Your son, has the added burden of maybe feeling rejected by his birth dad. He may not think it consciously even but if the girls have a great relationship with their dad- he might well think where is my bio dad, why is he not in my life like the girls dad is ?
These are questions to explore with your son. It might be a little confronting for you and your husband but if you start slowly and incrementally across time it might make it less so.
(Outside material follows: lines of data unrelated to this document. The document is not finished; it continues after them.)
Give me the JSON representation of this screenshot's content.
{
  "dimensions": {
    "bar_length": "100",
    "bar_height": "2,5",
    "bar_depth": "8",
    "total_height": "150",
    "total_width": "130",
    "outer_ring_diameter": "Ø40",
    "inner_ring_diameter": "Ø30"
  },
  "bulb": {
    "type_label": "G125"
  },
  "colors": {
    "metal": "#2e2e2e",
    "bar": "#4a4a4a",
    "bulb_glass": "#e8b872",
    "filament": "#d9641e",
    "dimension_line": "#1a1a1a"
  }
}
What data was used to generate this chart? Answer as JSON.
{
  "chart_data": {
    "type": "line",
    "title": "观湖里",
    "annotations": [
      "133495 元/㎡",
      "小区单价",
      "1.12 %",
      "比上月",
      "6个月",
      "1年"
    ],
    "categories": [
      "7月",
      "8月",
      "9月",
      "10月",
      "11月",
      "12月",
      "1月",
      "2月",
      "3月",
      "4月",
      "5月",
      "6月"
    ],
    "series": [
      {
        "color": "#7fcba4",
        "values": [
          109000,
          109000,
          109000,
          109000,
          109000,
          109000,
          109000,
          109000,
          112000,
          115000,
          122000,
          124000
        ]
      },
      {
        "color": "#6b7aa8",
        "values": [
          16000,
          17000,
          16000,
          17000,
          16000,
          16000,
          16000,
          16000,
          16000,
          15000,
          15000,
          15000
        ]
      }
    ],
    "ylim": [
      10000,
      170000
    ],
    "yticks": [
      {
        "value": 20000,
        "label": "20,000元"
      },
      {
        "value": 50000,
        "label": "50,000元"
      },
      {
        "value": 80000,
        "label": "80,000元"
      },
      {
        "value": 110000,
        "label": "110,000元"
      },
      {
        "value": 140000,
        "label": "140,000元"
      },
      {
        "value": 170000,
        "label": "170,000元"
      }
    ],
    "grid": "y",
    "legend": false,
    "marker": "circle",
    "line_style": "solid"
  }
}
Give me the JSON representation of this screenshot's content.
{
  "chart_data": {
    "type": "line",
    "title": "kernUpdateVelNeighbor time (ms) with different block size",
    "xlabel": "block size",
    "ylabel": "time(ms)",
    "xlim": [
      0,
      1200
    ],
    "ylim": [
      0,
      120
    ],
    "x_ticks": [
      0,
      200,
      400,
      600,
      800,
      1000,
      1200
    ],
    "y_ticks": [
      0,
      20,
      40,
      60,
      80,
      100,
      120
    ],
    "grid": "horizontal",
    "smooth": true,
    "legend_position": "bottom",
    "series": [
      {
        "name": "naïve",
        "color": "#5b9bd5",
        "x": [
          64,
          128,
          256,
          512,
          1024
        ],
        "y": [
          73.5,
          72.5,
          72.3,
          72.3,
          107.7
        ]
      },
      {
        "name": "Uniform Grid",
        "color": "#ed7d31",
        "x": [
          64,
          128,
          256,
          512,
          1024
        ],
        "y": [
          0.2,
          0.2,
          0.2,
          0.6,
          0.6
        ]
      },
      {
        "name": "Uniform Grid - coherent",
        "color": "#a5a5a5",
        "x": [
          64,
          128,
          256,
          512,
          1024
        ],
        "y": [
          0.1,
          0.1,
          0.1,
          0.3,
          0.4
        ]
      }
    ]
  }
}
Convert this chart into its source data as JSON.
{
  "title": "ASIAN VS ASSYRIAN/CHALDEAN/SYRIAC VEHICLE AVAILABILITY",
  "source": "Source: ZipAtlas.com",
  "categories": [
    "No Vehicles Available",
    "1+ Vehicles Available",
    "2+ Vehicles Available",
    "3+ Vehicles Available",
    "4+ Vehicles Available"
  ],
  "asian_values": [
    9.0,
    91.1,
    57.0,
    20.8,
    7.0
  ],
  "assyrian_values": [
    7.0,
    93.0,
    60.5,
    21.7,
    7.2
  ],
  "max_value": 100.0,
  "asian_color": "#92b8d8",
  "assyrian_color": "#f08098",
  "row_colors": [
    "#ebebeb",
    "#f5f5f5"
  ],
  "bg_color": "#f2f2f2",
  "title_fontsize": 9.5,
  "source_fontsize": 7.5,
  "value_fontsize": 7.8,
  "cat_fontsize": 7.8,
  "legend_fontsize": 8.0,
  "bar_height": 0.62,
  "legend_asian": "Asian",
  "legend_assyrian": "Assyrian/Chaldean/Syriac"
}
Very little of our behaviours are just down to personality and bad attitude. There are always core beliefs and ongoing messages that we send to our children ( often unwittingly ) that set the status quo and are often fueled by other issues outside the family arena . They add to the mix and get in the way of harmonious relationships and getting on with our life in a positive way.
Let us know how you go !
10-17-2017 03:18 PM
First of all well done for asking for help it's a harsh world we live in. Anger issues are broken down into I'm sad, I am unhappy I don't feel listened to, nobody cares. As humans anger is an overrated word that means we are emotionally unwell. Being abandoned by our parents is harsh for a child they don't have the ability to break down the adult junk and cope. We can't manage it either so we cannot pass the tools on. Teens are hard work, their brain is the wrong way down, they can't manage their own emotional traumas on their travels. However, there are as others have suggested various avenues that you need not actually say anything just leave brochures or send emails to him. He can see you are communicating and trying without forcing him into language he may not want to hear. 6mths would feel like forever for a teen by showing you can negotiate depending on his behaviour is actually about choices, teens forget choices its black or white for them. If you can I would read about abandonment issues of each age group if you haven't already to allow yourself the opportunity to try to understand why ppl feel and act like they do. I have done this personally so my parenting crap is halved and I haven't traumatised my kids. Apparently I'm doing ok according to them. Listening to teens when they actually want to talk (which they do but we know nothing) there can be long sentences but only a few keyword. I will be doing something ignoring their garbage until I hear particular words or tones, I say hey hang on say that again and listen to the really important thing I need to know. I have a SN teen who can see the words in her head but she cannot get them out and for teens frustration ends up going around inside their head and making life worse than it actually is. It is difficult but these years too, shall pass. Just keep breathing, you are stronger than you think you are.
10-18-2017 02:28 AM
Hey @Lily17, great to see you! Your post grabbed my attention around the abandonment by one parent issue, which is very real for some kids, including mine. I'm wondering if you'd like to start a topic on it, as I'm sure it's an issue many parents are dealing with for various reasons?
Something to maybe explore @Lou2017?